We read with interest the article by Sarkar et al. (1) that reported that when exenatide in high doses is administered to patients with type 1 diabetes it has an insulin-sensitizing action. In spite of this effect, there was no improvement in HbA1c levels; however, there was a reduction in insulin dose. As the aim of the study was to investigate the effect of exenatide on insulin sensitivity and the baseline HbA1c in this group of patients was 7%, it is possible that the investigators were cautious in preventing any possible hypoglycemia and so the dose of insulin was reduced rather than titrated to obtain the best possible glycemic control.

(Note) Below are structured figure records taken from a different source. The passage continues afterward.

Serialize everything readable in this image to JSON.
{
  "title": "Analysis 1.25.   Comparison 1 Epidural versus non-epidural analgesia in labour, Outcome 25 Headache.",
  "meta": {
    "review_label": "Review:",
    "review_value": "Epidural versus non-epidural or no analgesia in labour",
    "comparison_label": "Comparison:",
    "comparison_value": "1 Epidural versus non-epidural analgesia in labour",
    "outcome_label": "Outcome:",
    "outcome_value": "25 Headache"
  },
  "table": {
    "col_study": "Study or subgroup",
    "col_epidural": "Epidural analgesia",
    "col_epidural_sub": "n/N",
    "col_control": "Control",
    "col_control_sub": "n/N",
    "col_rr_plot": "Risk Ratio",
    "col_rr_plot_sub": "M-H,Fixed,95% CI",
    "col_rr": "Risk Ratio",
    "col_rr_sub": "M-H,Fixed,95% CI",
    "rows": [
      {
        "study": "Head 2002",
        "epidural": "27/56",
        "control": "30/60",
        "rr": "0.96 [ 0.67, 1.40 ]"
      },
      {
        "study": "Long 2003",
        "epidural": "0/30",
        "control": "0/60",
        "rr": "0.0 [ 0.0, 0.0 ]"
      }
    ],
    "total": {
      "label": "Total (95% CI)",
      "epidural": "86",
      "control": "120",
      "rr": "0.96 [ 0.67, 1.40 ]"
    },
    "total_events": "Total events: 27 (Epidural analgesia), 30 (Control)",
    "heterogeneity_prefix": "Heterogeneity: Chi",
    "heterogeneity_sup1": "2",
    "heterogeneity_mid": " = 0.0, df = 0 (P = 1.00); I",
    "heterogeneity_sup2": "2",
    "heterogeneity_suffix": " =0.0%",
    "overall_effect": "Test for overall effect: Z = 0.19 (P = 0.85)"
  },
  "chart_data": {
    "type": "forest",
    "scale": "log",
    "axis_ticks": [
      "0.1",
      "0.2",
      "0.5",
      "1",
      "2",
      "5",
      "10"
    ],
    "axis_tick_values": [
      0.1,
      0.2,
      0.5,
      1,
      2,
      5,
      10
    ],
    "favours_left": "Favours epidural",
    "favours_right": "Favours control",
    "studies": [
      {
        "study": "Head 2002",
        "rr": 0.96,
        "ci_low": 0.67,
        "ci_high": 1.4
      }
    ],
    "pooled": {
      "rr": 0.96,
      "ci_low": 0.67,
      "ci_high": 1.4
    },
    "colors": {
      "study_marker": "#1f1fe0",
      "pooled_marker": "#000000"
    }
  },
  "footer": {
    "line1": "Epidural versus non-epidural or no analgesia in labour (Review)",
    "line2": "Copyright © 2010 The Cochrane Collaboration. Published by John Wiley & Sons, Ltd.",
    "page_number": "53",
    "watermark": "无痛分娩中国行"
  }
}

As these observations may lead to the impression that exenatide and possibly other GLP-1 receptor agonists may not improve glycemia in patients with type 1 diabetes, we would like to state that in two previously published studies using liraglutide in patients with type 1 diabetes, our group has shown that this GLP-1 receptor agonist reduces HbA1c by approximately 0.5% over a period of 6 months (2,3). In the first study, patients with a baseline HbA1c of 6.6% had their HbA1c reduced to 6.15%, without an increase in hypoglycemia and with a marked reduction in glycemic excursions as recorded by continuous glucose monitoring (2). In addition, the patients had a significant weight loss of 4 kg. In the second study, which included only obese patients with type 1 diabetes, we observed a reduction in HbA1c by 0.5%, a marked weight loss, and a fall in systolic blood pressure (3). Again, there was no increase in hypoglycemia. The fall in blood pressure is of interest as it has implications for cardiovascular outcomes and it has been observed consistently in trials with GLP-1 receptor agonists since we first described it in patients with type 2 diabetes taking insulin and treated with exenatide in 2007 (4). We, therefore, wonder if there was a fall in blood pressure in the series of patients included in the current study.

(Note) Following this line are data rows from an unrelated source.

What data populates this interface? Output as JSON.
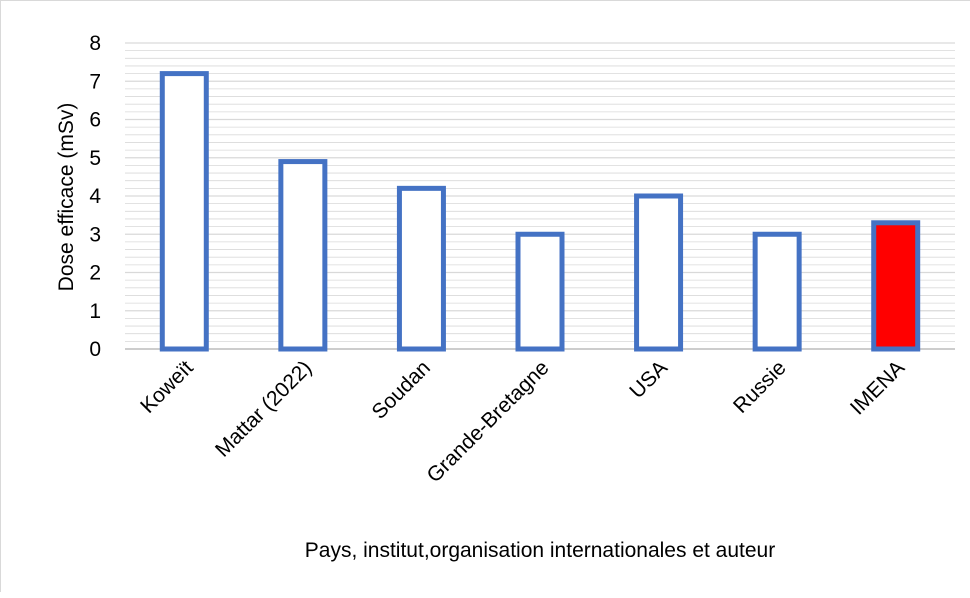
{
  "chart_data": {
    "type": "bar",
    "categories": [
      "Koweït",
      "Mattar (2022)",
      "Soudan",
      "Grande-Bretagne",
      "USA",
      "Russie",
      "IMENA"
    ],
    "values": [
      7.2,
      4.9,
      4.2,
      3.0,
      4.0,
      3.0,
      3.3
    ],
    "xlabel": "Pays, institut,organisation internationales et auteur",
    "ylabel": "Dose efficace (mSv)",
    "ylim": [
      0,
      8
    ],
    "yticks": [
      0,
      1,
      2,
      3,
      4,
      5,
      6,
      7,
      8
    ],
    "grid": true,
    "legend": "none",
    "bar_style": "outlined",
    "colors": {
      "outline": "#4472c4",
      "highlight_fill": "#ff0000",
      "highlight_category": "IMENA",
      "gridline": "#d9d9d9"
    }
  }
}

As far as the mechanism underlying insulin sensitization is concerned, Sarkar et al. suggest an activation of the phosphatidylinositol 3-kinase pathway. Our previous observations demonstrate that exenatide exerts a potent anti-inflammatory effect, an important component of which is the suppression of interleukin-1β and Jun NH2-terminal kinase-1 expression. Both modulate the expression of SOCS3, which interferes with insulin receptor substrate-1 phosphorylation and thus with insulin signal transduction (5). Another possible mechanism that needs to be tested is the suppression of PTP1B, which limits and reverses the autophosphorylation of the insulin receptor and thus limits insulin signaling.
Duality of Interest. No potential conflicts of interest relevant to this article were reported.